If his intention was to make me feel foolish, he succeeded. “I didn’t say I was a genius,” I mumbled.
“A counterfeiter is someone who makes fake money,” he explained.
“Fake money? How do they
do that?”
“There are different ways,” he answered. “Basically, they wash old banknotes clean of ink, and then print them with higher denominations that look real enough to pass for genuine money.”
“How do they wash them clean?”
“They use chemicals and the like.”
I could not keep from exulting. “Then my theory makes sense! Pa uses chemicals to print pictures on paper, Marshal Farmer, whereby the image doesn’t just rest on the surface, like it does with albumen prints, but is dyed into the paper fiber itself. He took out a patent on it and everything.”
He leaned back in the saddle and gnawed on his cheek, like he was actually giving my words some thought.
“Well, chemicals are a bit above my bend, I’ll allow,” he said after a few moments, “but you could be right about that, kid. These counterfeiters are always looking for new ways to do things. No matter what the banks do to try and outsmart them, the counterfeiters are two steps ahead of them.”

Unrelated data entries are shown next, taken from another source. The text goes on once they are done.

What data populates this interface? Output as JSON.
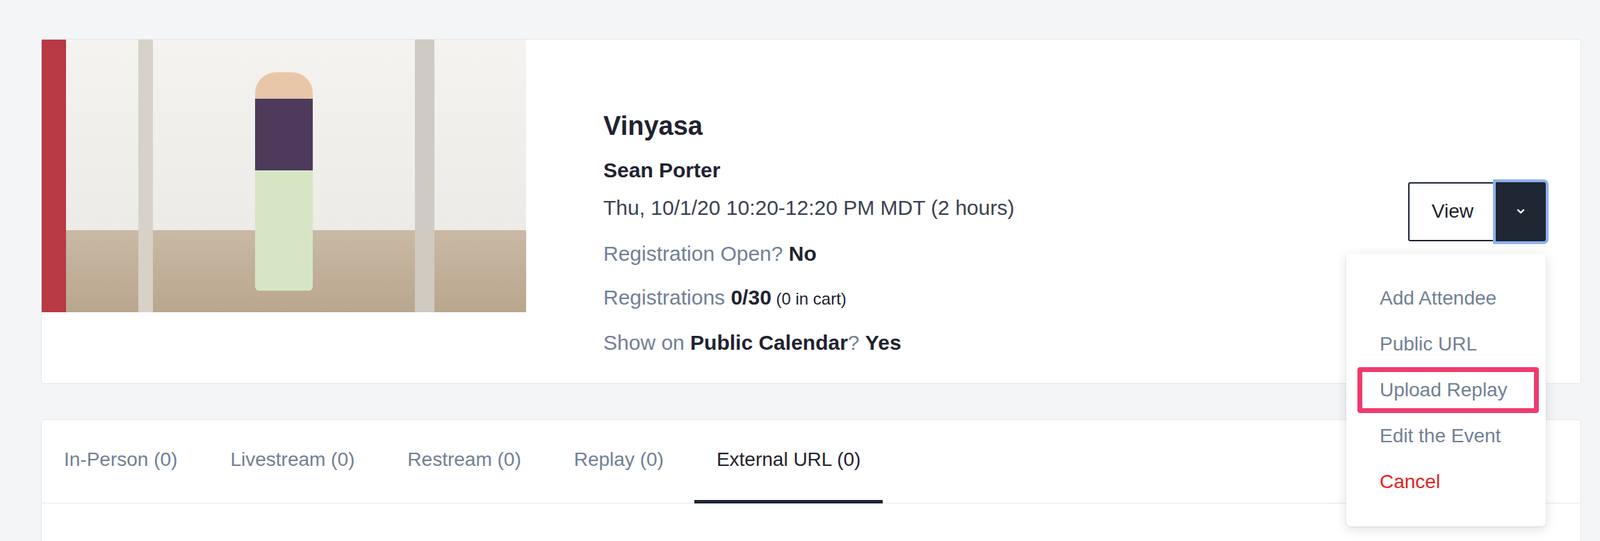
{
  "event": {
    "title": "Vinyasa",
    "instructor": "Sean Porter",
    "schedule": "Thu, 10/1/20 10:20-12:20 PM MDT (2 hours)"
  },
  "details": [
    {
      "parts": [
        {
          "text": "Registration Open? ",
          "kind": "label"
        },
        {
          "text": "No",
          "kind": "value"
        }
      ]
    },
    {
      "parts": [
        {
          "text": "Registrations ",
          "kind": "label"
        },
        {
          "text": "0/30",
          "kind": "value"
        },
        {
          "text": " (0 in cart)",
          "kind": "note"
        }
      ]
    },
    {
      "parts": [
        {
          "text": "Show on ",
          "kind": "label"
        },
        {
          "text": "Public Calendar",
          "kind": "value"
        },
        {
          "text": "? ",
          "kind": "label"
        },
        {
          "text": "Yes",
          "kind": "value"
        }
      ]
    }
  ],
  "actions": {
    "view_button": "View",
    "menu_open": true,
    "menu": [
      {
        "label": "Add Attendee",
        "highlighted": false,
        "kind": "normal"
      },
      {
        "label": "Public URL",
        "highlighted": false,
        "kind": "normal"
      },
      {
        "label": "Upload Replay",
        "highlighted": true,
        "kind": "normal"
      },
      {
        "label": "Edit the Event",
        "highlighted": false,
        "kind": "normal"
      },
      {
        "label": "Cancel",
        "highlighted": false,
        "kind": "danger"
      }
    ]
  },
  "tabs": [
    {
      "label": "In-Person (0)",
      "selected": false
    },
    {
      "label": "Livestream (0)",
      "selected": false
    },
    {
      "label": "Restream (0)",
      "selected": false
    },
    {
      "label": "Replay (0)",
      "selected": false
    },
    {
      "label": "External URL (0)",
      "selected": true
    }
  ]
}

“It doesn’t even seem so bad to me, printing fake money,” I then jabbered on, without thinking through what I was saying. I don’t know why around Marshal Farmer words just seemed to pour out of my mouth like spittle.
“You don’t think it’s so bad?” he yelled angrily, flipping around in his saddle to literally gnash his teeth at me. They were the color of dirt, the few he had. “If you had a hundred-dollar note and it turned out to be worthless, how would you feel about that?”
My mouth dropped open. “Marshal Farmer,” I answered truthfully, “I can’t know how I’d feel, as I’ve never had a hundred-dollar note in my whole life!”
I think my unexpectedly honest reply caught him by surprise. He snorted as he shook his head.
“Tell you what, kid,” he replied. “If your pa can fix my back, I’ll pay him double that in real money.”
“That’s a deal!” I answered, feeling good that I had gotten him to be amiable.
“All right, now. Enough of this gabbing. Gig your horse and let’s get moving.”